2. Environment Setup

To prevent discrepancies caused by library version mismatches, build a fresh environment for every team.

# Build the team's specific environment
conda env create -f submissions/Test-Team/model_env.yaml -n mdrive_eval_test
conda activate mdrive_eval_test

3. Checkpoint Evaluation

Step A: Inject the standardized CARLA paths into the active team environment.

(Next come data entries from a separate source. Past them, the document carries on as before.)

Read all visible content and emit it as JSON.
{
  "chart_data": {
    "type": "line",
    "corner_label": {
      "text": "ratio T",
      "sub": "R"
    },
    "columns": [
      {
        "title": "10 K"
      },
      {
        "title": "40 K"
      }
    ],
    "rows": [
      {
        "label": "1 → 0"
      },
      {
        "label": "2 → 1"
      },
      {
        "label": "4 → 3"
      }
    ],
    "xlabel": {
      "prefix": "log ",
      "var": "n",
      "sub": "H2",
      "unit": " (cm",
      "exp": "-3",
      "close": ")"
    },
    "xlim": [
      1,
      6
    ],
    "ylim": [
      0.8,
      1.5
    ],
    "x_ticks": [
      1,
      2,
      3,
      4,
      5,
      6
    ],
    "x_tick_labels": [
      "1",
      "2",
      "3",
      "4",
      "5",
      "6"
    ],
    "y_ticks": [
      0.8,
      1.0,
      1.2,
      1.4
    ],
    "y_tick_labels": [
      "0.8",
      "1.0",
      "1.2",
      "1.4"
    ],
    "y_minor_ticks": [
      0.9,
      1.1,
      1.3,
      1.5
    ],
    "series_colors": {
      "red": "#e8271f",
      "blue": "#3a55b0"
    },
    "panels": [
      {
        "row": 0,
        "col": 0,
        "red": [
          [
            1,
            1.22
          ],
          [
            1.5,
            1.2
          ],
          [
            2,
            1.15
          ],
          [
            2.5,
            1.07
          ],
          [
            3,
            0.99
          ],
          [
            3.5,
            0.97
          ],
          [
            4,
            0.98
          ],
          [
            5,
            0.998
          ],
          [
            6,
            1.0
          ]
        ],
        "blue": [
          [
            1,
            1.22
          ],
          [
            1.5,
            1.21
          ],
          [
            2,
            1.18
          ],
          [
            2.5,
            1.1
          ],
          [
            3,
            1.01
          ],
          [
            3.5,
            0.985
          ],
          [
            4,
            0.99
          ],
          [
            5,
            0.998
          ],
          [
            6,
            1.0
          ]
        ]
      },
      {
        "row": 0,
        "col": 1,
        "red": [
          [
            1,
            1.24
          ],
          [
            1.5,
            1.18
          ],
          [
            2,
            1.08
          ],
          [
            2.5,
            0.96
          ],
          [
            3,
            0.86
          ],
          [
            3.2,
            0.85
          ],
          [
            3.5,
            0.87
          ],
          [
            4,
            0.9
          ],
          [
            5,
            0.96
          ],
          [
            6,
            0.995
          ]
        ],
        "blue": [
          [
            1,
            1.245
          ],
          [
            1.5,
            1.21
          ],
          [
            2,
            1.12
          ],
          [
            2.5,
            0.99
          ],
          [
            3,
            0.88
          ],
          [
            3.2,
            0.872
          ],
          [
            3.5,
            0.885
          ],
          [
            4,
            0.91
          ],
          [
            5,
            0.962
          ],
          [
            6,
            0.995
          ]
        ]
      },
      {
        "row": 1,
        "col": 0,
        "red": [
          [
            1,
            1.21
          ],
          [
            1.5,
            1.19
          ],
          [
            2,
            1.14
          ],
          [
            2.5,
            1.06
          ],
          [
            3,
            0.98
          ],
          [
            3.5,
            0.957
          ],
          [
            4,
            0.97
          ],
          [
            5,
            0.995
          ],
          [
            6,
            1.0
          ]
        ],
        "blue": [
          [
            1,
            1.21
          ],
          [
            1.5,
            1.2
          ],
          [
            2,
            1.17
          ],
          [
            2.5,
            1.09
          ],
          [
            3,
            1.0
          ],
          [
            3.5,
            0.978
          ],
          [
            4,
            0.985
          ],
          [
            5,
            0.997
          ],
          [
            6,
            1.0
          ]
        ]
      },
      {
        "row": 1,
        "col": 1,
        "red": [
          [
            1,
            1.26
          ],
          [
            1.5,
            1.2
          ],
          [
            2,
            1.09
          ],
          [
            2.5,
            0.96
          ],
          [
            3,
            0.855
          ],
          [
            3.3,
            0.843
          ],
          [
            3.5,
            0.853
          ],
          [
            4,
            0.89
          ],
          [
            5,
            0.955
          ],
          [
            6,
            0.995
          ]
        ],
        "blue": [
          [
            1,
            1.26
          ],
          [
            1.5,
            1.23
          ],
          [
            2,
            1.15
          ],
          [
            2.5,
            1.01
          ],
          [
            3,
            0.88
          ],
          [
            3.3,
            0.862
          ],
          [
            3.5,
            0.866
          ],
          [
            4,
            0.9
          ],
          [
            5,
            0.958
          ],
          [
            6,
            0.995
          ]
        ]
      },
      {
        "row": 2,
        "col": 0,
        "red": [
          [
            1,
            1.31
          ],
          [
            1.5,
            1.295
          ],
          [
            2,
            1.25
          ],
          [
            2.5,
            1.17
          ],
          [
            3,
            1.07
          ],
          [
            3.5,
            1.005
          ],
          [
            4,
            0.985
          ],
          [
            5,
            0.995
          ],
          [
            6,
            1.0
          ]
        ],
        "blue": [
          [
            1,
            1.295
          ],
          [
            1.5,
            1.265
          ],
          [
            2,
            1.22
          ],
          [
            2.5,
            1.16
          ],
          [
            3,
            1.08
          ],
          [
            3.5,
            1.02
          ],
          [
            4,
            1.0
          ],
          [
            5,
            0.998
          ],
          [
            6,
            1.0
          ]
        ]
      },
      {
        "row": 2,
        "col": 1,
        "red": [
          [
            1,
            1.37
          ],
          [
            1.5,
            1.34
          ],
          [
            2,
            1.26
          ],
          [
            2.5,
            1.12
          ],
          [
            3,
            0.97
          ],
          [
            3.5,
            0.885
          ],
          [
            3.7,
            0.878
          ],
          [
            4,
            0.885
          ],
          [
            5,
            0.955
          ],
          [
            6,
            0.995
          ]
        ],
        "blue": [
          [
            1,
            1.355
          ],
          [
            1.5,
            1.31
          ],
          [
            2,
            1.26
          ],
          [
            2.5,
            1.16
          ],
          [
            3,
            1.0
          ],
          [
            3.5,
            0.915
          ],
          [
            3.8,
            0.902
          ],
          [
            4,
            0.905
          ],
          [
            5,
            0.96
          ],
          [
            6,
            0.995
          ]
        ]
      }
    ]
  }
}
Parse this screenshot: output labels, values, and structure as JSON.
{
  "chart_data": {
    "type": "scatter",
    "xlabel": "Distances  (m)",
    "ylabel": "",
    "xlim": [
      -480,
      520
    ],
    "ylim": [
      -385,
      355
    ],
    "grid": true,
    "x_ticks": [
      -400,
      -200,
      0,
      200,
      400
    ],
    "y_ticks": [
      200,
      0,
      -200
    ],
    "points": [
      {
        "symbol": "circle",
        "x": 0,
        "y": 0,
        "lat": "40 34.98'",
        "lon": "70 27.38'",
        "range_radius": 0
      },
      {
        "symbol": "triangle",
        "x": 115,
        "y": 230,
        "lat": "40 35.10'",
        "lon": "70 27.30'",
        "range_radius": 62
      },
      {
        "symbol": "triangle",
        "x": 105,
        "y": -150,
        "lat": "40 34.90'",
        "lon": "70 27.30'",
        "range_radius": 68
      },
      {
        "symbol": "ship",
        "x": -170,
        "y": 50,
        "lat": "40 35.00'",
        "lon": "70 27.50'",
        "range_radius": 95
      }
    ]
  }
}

export CARLA_ROOT=${CARLA_ROOT:-$PWD/carla912}
export PYTHONPATH=$PYTHONPATH:$CARLA_ROOT/PythonAPI/carla/dist/carla-0.9.12-py3.7-linux-x86_64.egg

Step B: Running VLM, LLM (from repository root)

# Enter conda ENV
conda activate vllm
# VLM on call
CUDA_VISIBLE_DEVICES=6 vllm serve ckpt/colmdriver/VLM --port 1111 --max-model-len 8192 --trust-remote-code --enable-prefix-caching

# LLM on call (in new terminal, with vllm env activated)
CUDA_VISIBLE_DEVICES=7 vllm serve ckpt/colmdriver/LLM --port 8888 --max-model-len 4096 --trust-remote-code --enable-prefix-caching

Make sure CUDA_VISIBLE_DEVICES is set to an available GPU (nvidia-smi). If you use ports other than 1111/8888, update comm_client and vlm_client in simulation/leaderboard/team_code/agent_config/colmdriver_config.yaml.

Step C: Run evaluation

# ==============================================================================
# BATCH 1: OpenCDA Scenarios (12 ZIPs)
# ==============================================================================
echo ">>> [BATCH 1/3] Running OpenCDA Scenarios..."
SCENARIO_DIR="opencdascenarios"
for zipfile in "$SCENARIO_DIR"/*.zip; do
    name=$(basename "$zipfile" .zip)
    $RUN_CMD tools/run_custom_eval.py \
      --zip "$zipfile" \
      --scenario-name "$name" \
      --results-tag "${name}_${TEAM_NAME}" \
      --agent "$SUB_DIR/agents.py" \
      --agent-config "$SUB_DIR/config/submission_config.yaml" \
      --port $PORT
done

# ==============================================================================
# BATCH 2: InterDrive Benchmark (Full Suite)
# ==============================================================================
echo ">>> [BATCH 2/3] Running InterDrive All..."
# Note: eval_mode.sh must be present in your scripts/eval directory
bash scripts/eval/eval_mode.sh $GPU $PORT $TEAM_NAME ideal Interdrive_all

# ==============================================================================
# BATCH 3: Warmup Scenarios
# ==============================================================================
echo ">>> [BATCH 3/3] Running Warmup Scenarios..."
$RUN_CMD tools/run_custom_eval.py \
    --routes-dir "warmupscenarios" \
    --agent "$SUB_DIR/agents.py" \
    --agent-config "$SUB_DIR/config/submission_config.yaml" \
    --port $PORT \
    --results-tag "warmup_${TEAM_NAME}"

echo "Evaluation Complete for $TEAM_NAME."

Step D: Record DS and SR. Extract the Driving Score (DS) and Success Rate (SR) from the generated summary.json. Verify logs manually if the score is unexpectedly low to ensure no simulator glitches occurred.